Quels risques pèsent sur Brest ?
Brest est exposée à trois risques principaux : les inondations, la submersion marine et l’érosion côtière. La ville est aussi concernée par le phénomène d’îlots de chaleur urbains, qui se caractérise par une différence de température nocturne entre ville et campagne environnante. En effet, les surfaces minérales (béton, bitume) des sols et bâtiments, restituent, la nuit, la chaleur emmagasinée durant la journée. Brest va connaître des vagues de chaleur l’été. L’été 2022, caniculaire, pourrait devenir la routine. Nous serons de plus en plus exposés à une grande sécheresse et à des problèmes d’approvisionnement en eau.
Brest métropole doit relever des défis majeurs afin d’atteindre les objectifs fixés pour lutter contre le réchauffement climatique. Il faut éviter un réchauffement de 2°, limite au-delà de laquelle les effets du réchauffement seront terribles. Cela arrivera si nous ne nous engageons pas dans une transition rapide et radicale pour réduire nos émissions de gaz à effet de serre.

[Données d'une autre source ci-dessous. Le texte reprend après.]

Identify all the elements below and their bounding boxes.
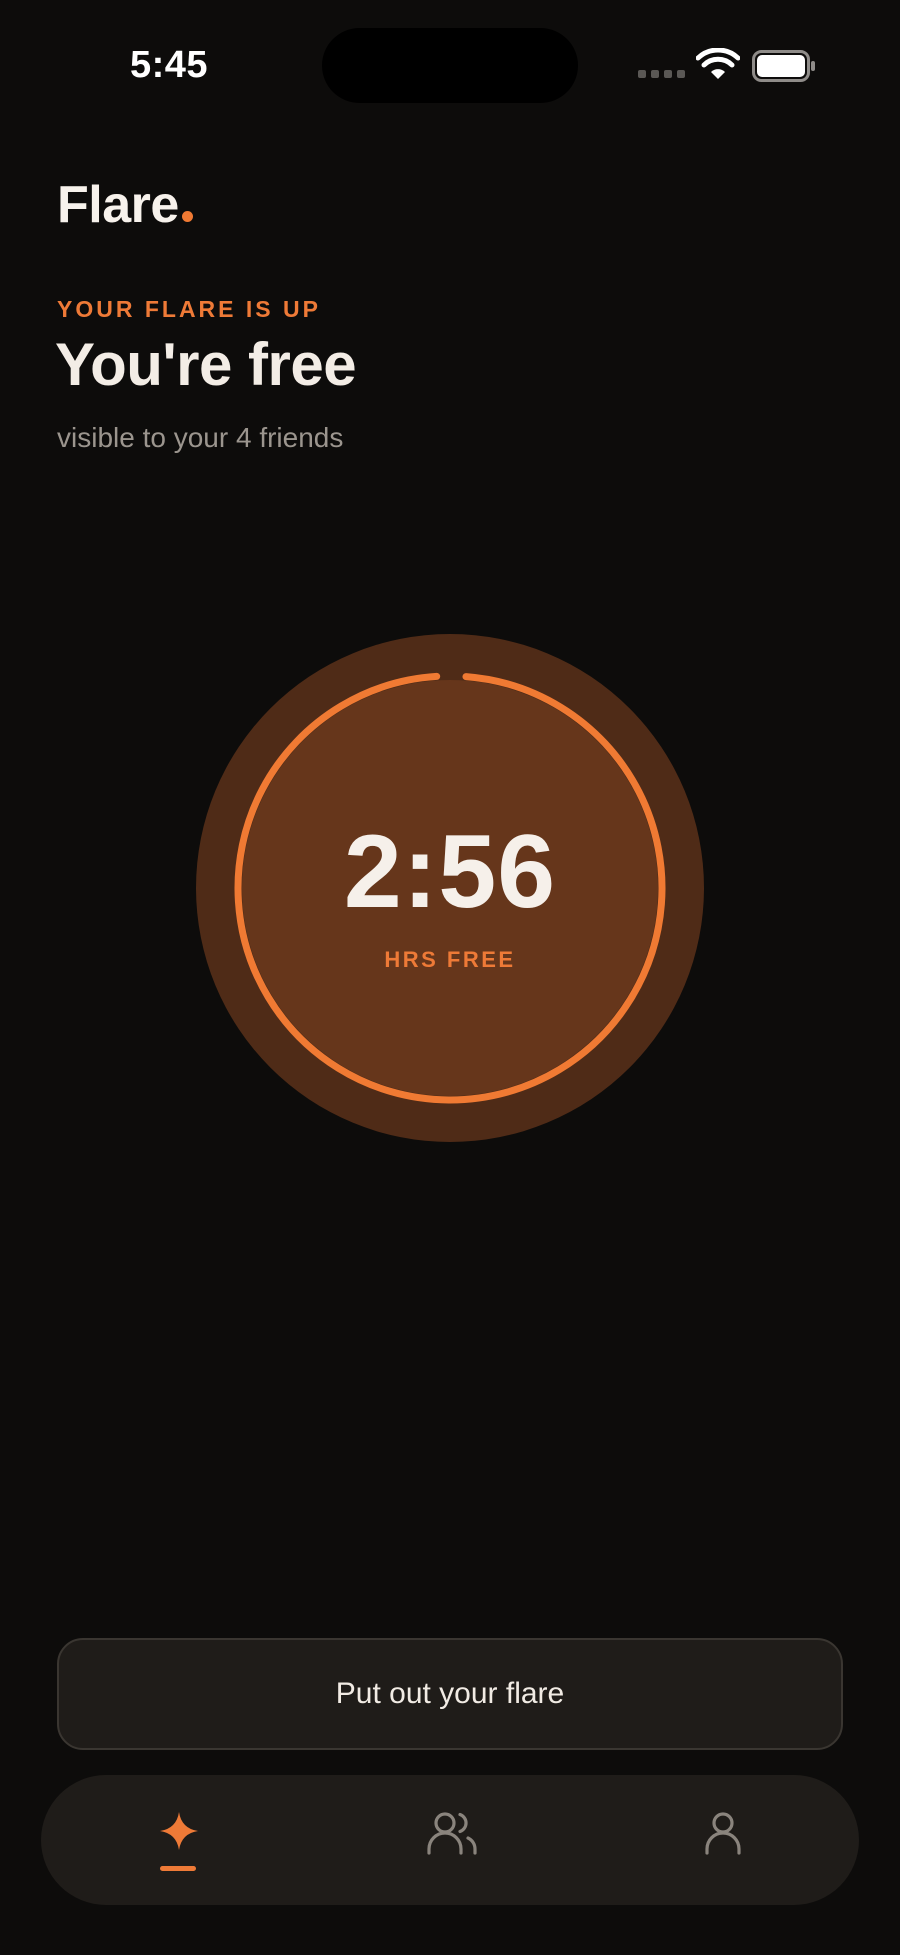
status-eyebrow: YOUR FLARE IS UP	[57, 296, 321, 322]
put-out-flare-button[interactable]: Put out your flare	[57, 1638, 843, 1750]
friends-icon	[427, 1812, 477, 1855]
tab-flare[interactable]	[88, 1775, 268, 1905]
status-headline: You're free	[55, 331, 357, 398]
brand-dot	[181, 211, 193, 222]
wifi-icon	[696, 48, 740, 79]
timer-dial: 2:56 HRS FREE	[195, 633, 705, 1143]
timer-label: HRS FREE	[384, 947, 516, 972]
status-bar: 5:45	[0, 0, 900, 130]
battery-icon	[752, 50, 815, 82]
bottom-tab-bar	[41, 1775, 859, 1905]
active-tab-indicator	[160, 1866, 196, 1871]
dynamic-island	[322, 28, 578, 103]
app-logo: Flare	[57, 175, 193, 235]
visibility-subtext: visible to your 4 friends	[57, 422, 344, 453]
profile-icon	[705, 1812, 741, 1855]
cellular-signal-icon	[638, 70, 685, 78]
status-time: 5:45	[130, 44, 209, 86]
timer-value: 2:56	[343, 814, 557, 930]
tab-profile[interactable]	[632, 1775, 812, 1905]
brand-name: Flare	[57, 176, 179, 234]
sparkle-icon	[160, 1812, 198, 1850]
tab-friends[interactable]	[360, 1775, 540, 1905]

Quel modèle de métropole préconisez-vous ?
On prône un nouveau modèle basé sur la sobriété, un modèle plus économe, plus axé sur les usages. On mise sur l’innovation, la verticalité, l’habitat partagé, les espaces collectifs et la qualité architecturale. Il faut arrêter de s’étaler, en refaisant la ville sur elle-même. Il ne s’agit pas du tout de stopper le développement, de mettre la ville sous cloche ou de cesser d’accueillir des gens. Au contraire, je suis certain que Brest va attirer de plus en plus de nouveaux habitants, attirés par la qualité de vie, par une métropole équilibrée entre les impératifs d’habitat et la protection de l’environnement. Pour l’avenir, tout est question d’équilibre, entre la consommation et l’alimentation, entre le travail et les déplacements, entre le logement et la protection de l’environnement. Avec de vraies garanties sur la protection des espaces naturels les plus sensibles, sur les corridors écologiques et les zones humides.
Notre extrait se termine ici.